Je m’étais aperçue que c’était un sujet qu’il aimait aborder. J’en avais lu, d’ailleurs, de ses poèmes: la plaquette était en évidence chez lui; ils m’étaient apparus étonnants, pas du tout «merveilleux»; ce n’était pas l’adjectif que je leur aurais appliqué. Mais je dois reconnaître que je ne m’y connais pas en poésie. Les titres étaient toujours des prénoms de femmes, et c’était surtout cela qui m’avait intriguée: Agnès, Ursula. Élisabeth. Luc écrivait-il sur moi? Je n’avais rien trouvé et j’avoue que, d’abord, j’avais été déçue, même si la plaquette datait de quelques années.
«Ça vient comme ça, a dit Luc d’un ton condescendant, presque lointain; ça ne peut pas s’expliquer.»
J’ai dit avec un rire gêné: «il y a beaucoup de femmes.»
Il a actionné les essuie-glaces; ils sont passés devant nous lentement.
Il s’est tourné et a regardé le bois de sapins si longtemps que je me suis demandé ce qu’il y voyait. Je l’ai regardé, moi aussi.
J’ai dit: Je me souviens d’un poème dans lequel il y avait cette phrase: «sa mère sous les sapins noirs», je ne sais plus quel auteur c’était. Je l’ai appris quand j’étais petite. Il y a des choses, on ne sait pas pourquoi on s’en souvient.
Il a haussé légèrement les épaules, et soudain, il a dit lentement:
«Il y a dix ans, j’étais à trois bornes d’ici, au bord d’un lac, de l’autre côté de la frontière. C’est drôle! J’avais affaire avec un Suisse qui écoulait des meubles Charles X. Ce n’était pas le lac de Genève; c’était un autre, plus petit; je ne me rappelle pas le nom; c’est plein de lacs, là-bas. J’avais du temps en fin d’après-midi. J’ai eu envie de marcher; il y avait un sentier près du lac, j’ai voulu voir où il menait, j’apercevais des zones rocheuses, des pontons de bois qui montraient que c’était habité, qu’il y avait des maisons cachées qui devaient avoir un environnement magnifique.
«Je t’avoue aussi, dit-il, que j’avais une petite idée qu’il pouvait y avoir des choses intéressantes dans ces maisons; je veux dire “intéressantes pour mon métier”. J’avais l’idée de faire un repérage. Il neigeait.»
J’ai demandé: Comme aujourd’hui?
—Pas au début. Il faisait froid. La neige a commencé pendant ma promenade. Il en tombait un petit peu, par moments; il en était tombé la veille; il en restait sur le sentier. Suffisamment pour que je voie que quelqu’un marchait devant moi.
***
Il avait rapidement dépassé le groupe des villas; elles étaient toutes derrière des grilles; sur le côté, il repérait des caméras de surveillance. Des digicodes. Un monde discret et feutré. Là-bas, me dit-il, l’argent se cache.

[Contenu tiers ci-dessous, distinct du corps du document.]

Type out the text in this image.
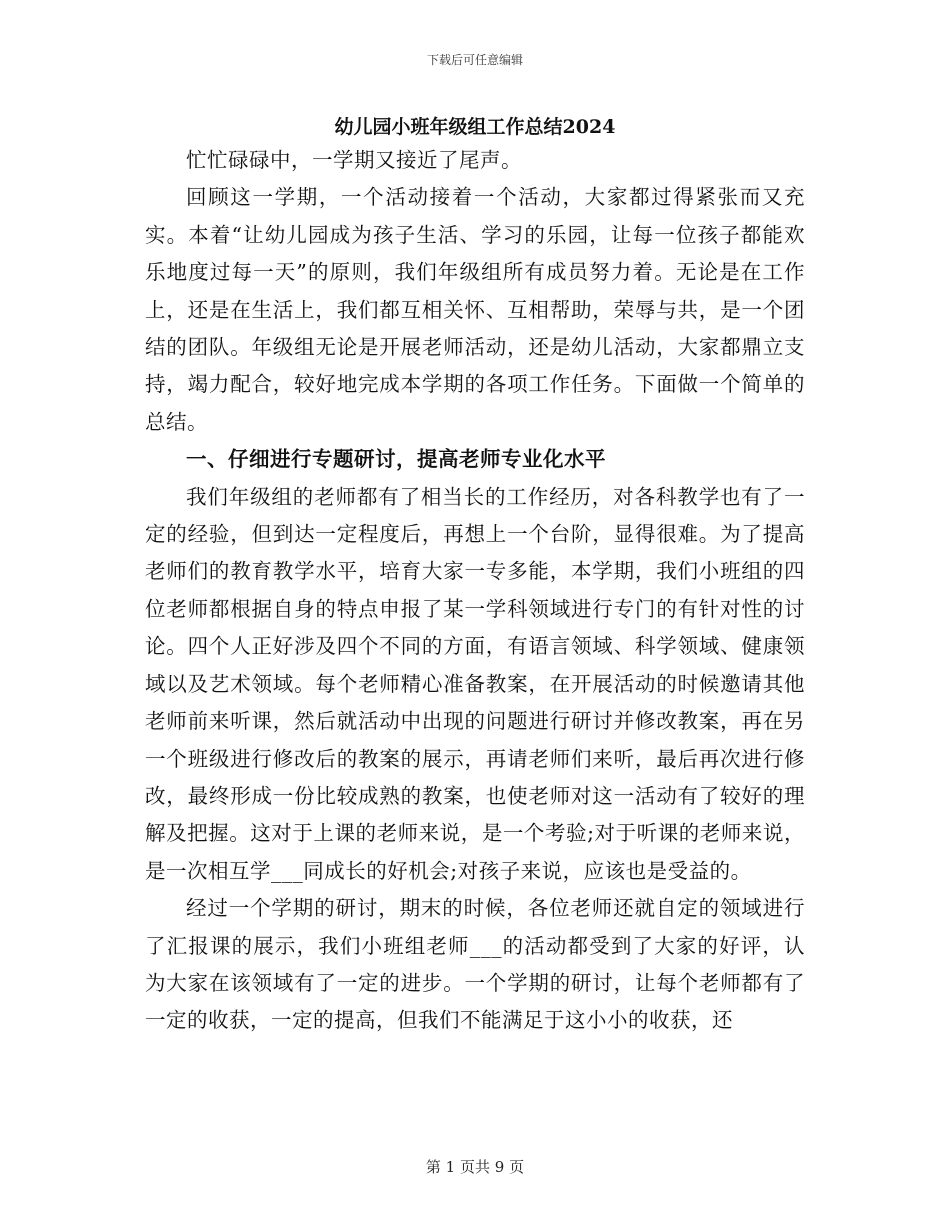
下载后可任意编辑
幼儿园小班年级组工作总结2024

忙忙碌碌中，一学期又接近了尾声。

回顾这一学期，一个活动接着一个活动，大家都过得紧张而又充实。本着“让幼儿园成为孩子生活、学习的乐园，让每一位孩子都能欢乐地度过每一天”的原则，我们年级组所有成员努力着。无论是在工作上，还是在生活上，我们都互相关怀、互相帮助，荣辱与共，是一个团结的团队。年级组无论是开展老师活动，还是幼儿活动，大家都鼎立支持，竭力配合，较好地完成本学期的各项工作任务。下面做一个简单的总结。

一、仔细进行专题研讨，提高老师专业化水平

我们年级组的老师都有了相当长的工作经历，对各科教学也有了一定的经验，但到达一定程度后，再想上一个台阶，显得很难。为了提高老师们的教育教学水平，培育大家一专多能，本学期，我们小班组的四位老师都根据自身的特点申报了某一学科领域进行专门的有针对性的讨论。四个人正好涉及四个不同的方面，有语言领域、科学领域、健康领域以及艺术领域。每个老师精心准备教案，在开展活动的时候邀请其他老师前来听课，然后就活动中出现的问题进行研讨并修改教案，再在另一个班级进行修改后的教案的展示，再请老师们来听，最后再次进行修改，最终形成一份比较成熟的教案，也使老师对这一活动有了较好的理解及把握。这对于上课的老师来说，是一个考验;对于听课的老师来说，是一次相互学___同成长的好机会;对孩子来说，应该也是受益的。

经过一个学期的研讨，期末的时候，各位老师还就自定的领域进行了汇报课的展示，我们小班组老师___的活动都受到了大家的好评，认为大家在该领域有了一定的进步。一个学期的研讨，让每个老师都有了一定的收获，一定的提高，但我们不能满足于这小小的收获，还

第 1 页共 9 页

Il ne se pressait pas, repérait des clochetons, des maisons d’architectes avec de grandes baies vitrées, des terrasses en bois; toutes avaient vue sur le lac. Les propriétaires avaient un accès par des pontons privés. L’eau n’avait pas gelé; elle arrivait au ras de la berge et clapotait contre les pilotis de bois.
J’écoutais Luc, j’imaginais la neige tombant sur ce paysage immobile, l’air devait y sentir l’odeur de l’eau gelée que je respirais par la portière. J’avais l’impression de voir les maisons qu’il me décrivait.
Passé cette partie habitée, le sentier rentrait dans un bois.
Les chutes de neige ont épaissi. Au loin, sur l’autre rive, les lumières d’une petite ville se sont allumées.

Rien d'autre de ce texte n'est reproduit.